Joya: AiR / Stephen Bennett / UAL art for the environment award winner
Nine Quadrats @ Joya
“My residency at Joya: arte + ecología has opened my practice to routes and pathways I didn’t know existed. This was the case even from the application process, where I was successful in securing the residency through the University of the Arts London Environment International Artist Residency Programme. I was already being inspired by reading about Joya’s important mission, their approach to resource sustainability, and the artistic research that Simon Beckmann had done into the ‘ephemeral water systems’ (Sistemas Efímeros). Joya seemed the perfect setting to experiment with land and environmental art, which I researched and blogged about ahead of the trip; I wanted to somehow link this to mapping the terrain, which I also investigated prior to and during the residency.
Whilst I prepared a good deal before the residency, in reality no one can really be ready for the sights, smells and sounds of Joya. The location is set amongst contouring almond groves, surrounded by pine-clad mountains, with an ever-changing light, which changes from silvery through to deep amber-pink. Despite the beautiful studio with stunning view, I couldn’t wait to hike the nearest mountain, and ascended the nearby Sierra Larga. The summit is covered in sculptural limestone paving. Standing at the top, taking in the panoramic view, I recalled some of the land and map research I had done ahead of the visit. I decided to try and ‘capture’ the topography and biology using an interpretation of the quadrat sampling technique (see pictures).
Upon descending to the studio, surrounded by other artists creatively exploring the landscape in other ways, I constructed a second square, this time on the map. Starting with the location of the quadrat I had just constructed, I identified eight other corners or midpoints of the square. Over the next ten days I visited each of these and assembled a location-specific quadrat, made only of the resources in the location environment – stones usually, but also sticks and the bare earth.
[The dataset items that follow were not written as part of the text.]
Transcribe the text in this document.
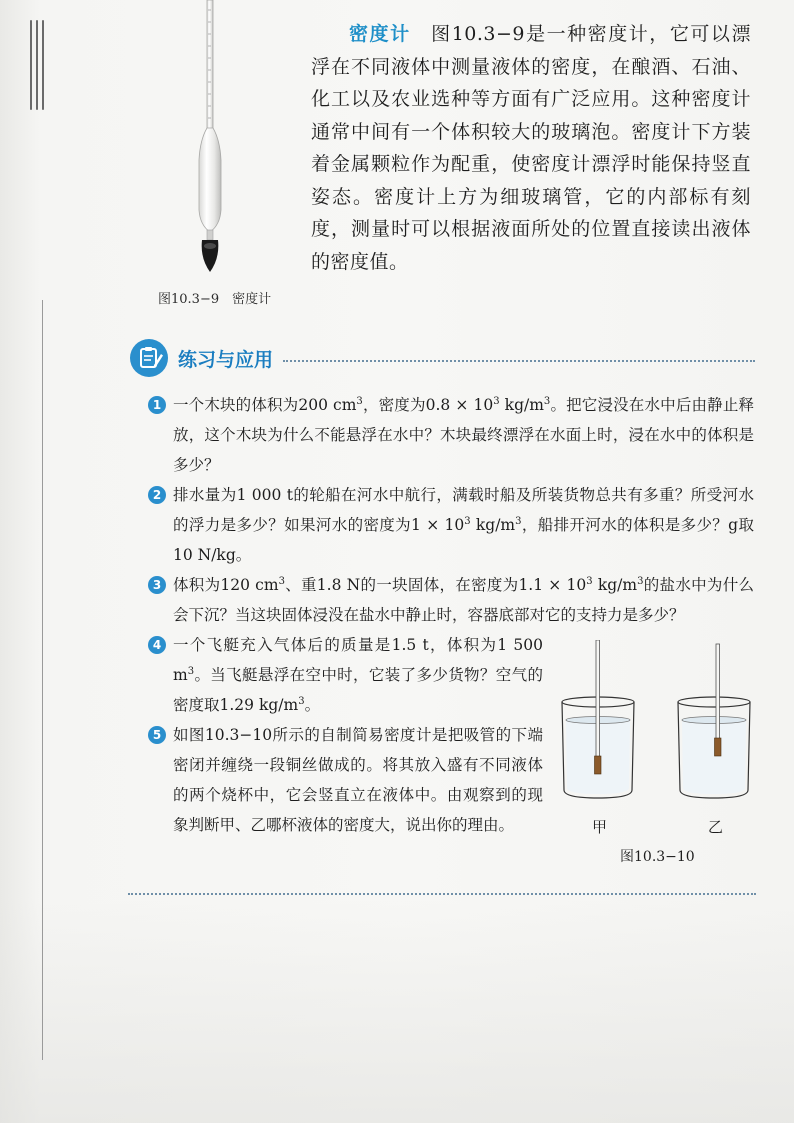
图10.3−9　密度计
密度计　 图10.3−9是一种密度计，它可以漂浮在不同液体中测量液体的密度，在酿酒、石油、化工以及农业选种等方面有广泛应用。这种密度计通常中间有一个体积较大的玻璃泡。密度计下方装着金属颗粒作为配重，使密度计漂浮时能保持竖直姿态。密度计上方为细玻璃管，它的内部标有刻度，测量时可以根据液面所处的位置直接读出液体的密度值。
练习与应用
1 一个木块的体积为200 $cm^3$，密度为$0.8 \times 10^3$ $kg/m^3$。把它浸没在水中后由静止释放，这个木块为什么不能悬浮在水中？木块最终漂浮在水面上时，浸在水中的体积是多少？
2 排水量为1 000 t的轮船在河水中航行，满载时船及所装货物总共有多重？所受河水的浮力是多少？如果河水的密度为$1 \times 10^3$ $kg/m^3$，船排开河水的体积是多少？g取10 N/kg。
3 体积为120 $cm^3$、重1.8 N的一块固体，在密度为$1.1 \times 10^3$ $kg/m^3$的盐水中为什么会下沉？当这块固体浸没在盐水中静止时，容器底部对它的支持力是多少？
4 一个飞艇充入气体后的质量是1.5 t，体积为1 500 $m^3$。当飞艇悬浮在空中时，它装了多少货物？空气的密度取1.29 $kg/m^3$。
5 如图10.3−10所示的自制简易密度计是把吸管的下端密闭并缠绕一段铜丝做成的。将其放入盛有不同液体的两个烧杯中，它会竖直立在液体中。由观察到的现象判断甲、乙哪杯液体的密度大，说出你的理由。	甲	乙
图10.3−10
Other photos are included in this blog, and a full narration of the piece is provided here.
Without the residency at Joya, it is unlikely that I would have taken this step into an unfamiliar territory and explored making temporary, sustainable art deep in a fragile landscape. The location, the presence of a curated group of diverse and fascinating artists, the critical guidance of Simon Beckmann (and the insanely good food provided!), all enable a fertile and productive experience. This setting has allowed me to take some important steps forward in my artistic practice, and I will never forget the opportunity Joya has provided”.